So, after my last post I found out that I have all these crazy food allergies. Dairy I totally knew about already, but wheat and soy blind-sided me along with a couple others (Oysters? Wtf? I have only eaten them twice in my life but good to know). I didn't know how to maintain my quest for vegdom and avoid allergens at first. Truth be told, avoiding my laundry list of foods didn't make me feel any better. And grocery shopping turned from a fun adventure to a chore that pissed me off because I had to read every label. It got easy to slip back into my carnivorous cuisine of a youth spent in Idaho.
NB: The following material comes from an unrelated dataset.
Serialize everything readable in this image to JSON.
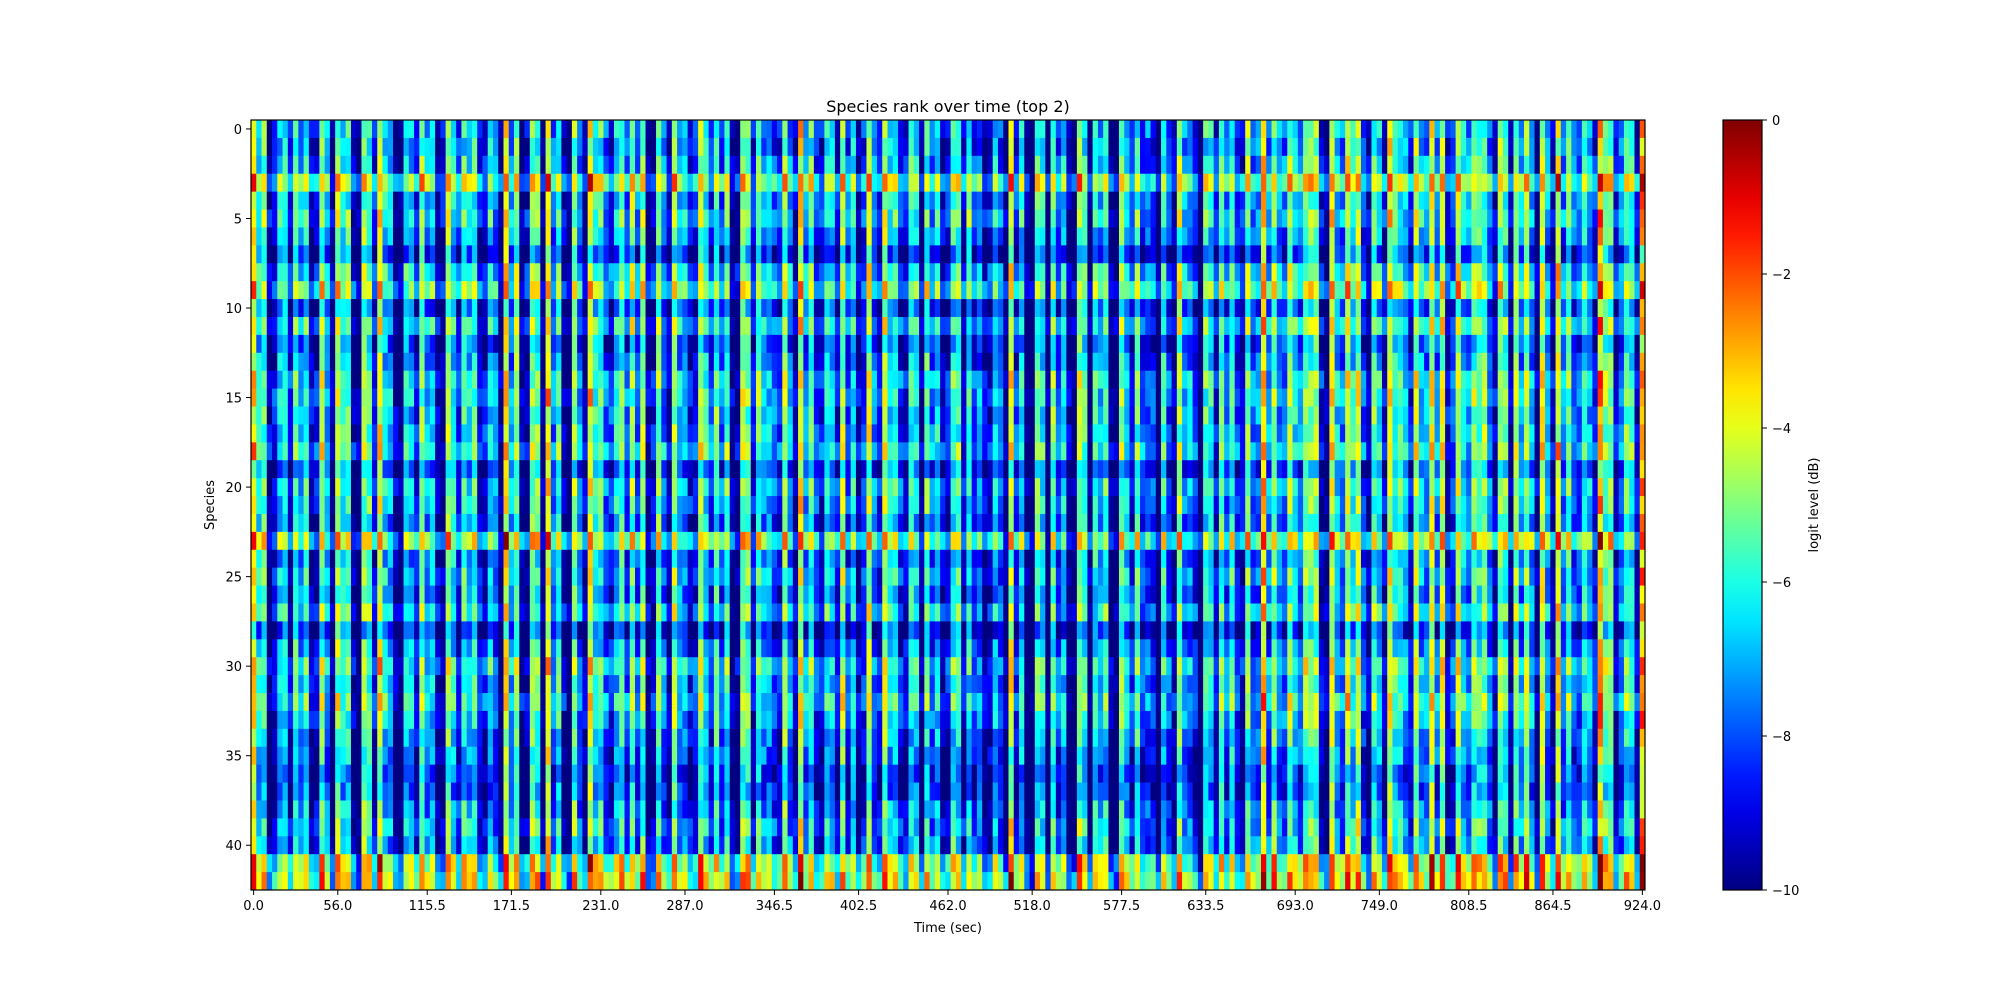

I noticed something too as I was avoiding allergens. First of all, the recipes I found at first sucked. Which made me not want to abide by my avoidance. Eventually I gave up and just started fixing whatever was easy. Hanging my head in shame here because I also ended up gaining just under 10 pounds over the summer as a result. I woke up a week and a half ago and decided that I am just going to eat what feels best for me (keeping Benadryl in my purse just in case) and what feels best for me is vegetarian. That being said, I am trying to transition to mostly vegan, because all allergies aside I really do need to avoid dairy. I get hives and feel nauseous and turn into a mucus factory in my sinus cavities and that's just not good. I found some cookbooks that don't suck through much trial and error (thank you, local library, for having such an extensive collection) and they are on the way (thank you, Amazon, for also having such an extensive collection). I figure as long as wheat and soy aren't a staple in what veg products I do consume then I should be okay for the time being until I get even more skilled in my culinarian quests.
My point in sharing this is that someone out there who eventually reads this will relate and understand that we don't have to be perfect all the time. We just need to be proactive. I didn't want to keep up on a vegetarian themed blog if I was not hard-core vegetarian. But it's not about that. It's about being healthy and trying to make the world a better place one little bit at a time. So this is my contribution today. I am embarking on more than a 30 day challenge at this point, I am embarking on a challenge to feel awesome. I may slip up along the way and have a slice of pepperoni pizza (followed by 4 Benadryl), but as long as that is not the norm, I'll be okay and you will too. It's about doing what feels good and what works for you and minimizing our impact on our resources. Plus, I just watched the documentary "Vegucated" (highly recommend) and the thought of eating something that I could potentially have an emotional bond with makes me sad. Of course, I watched the movie after the emotional roller coaster of my cats being lost outside for several hours when the house cleaner accidentally let them out. I was so devastated by the thought of losing my fur babies permanently that when I saw the scenes of sad cows, cannibal chickens, and abused pigs I also lost my appetite for a bacon wrapped filet mignon because the animals that produce that meal have feelings and potential to bond with a human if given the chance.
My other point in sharing this is that I am looking for input from others who have mastered the delicate balance of vegan living and an avoidance diet. Recommendations, recipes, comments, whatever are welcome. That's my soapbox for the day. If you need a reminder as to why we choose to eat a plant-based diet, watch that movie (preferably not while eating lunch at work like I did----just take my word on that one).
To whoever reads this, thank you for connecting with me. Namaste!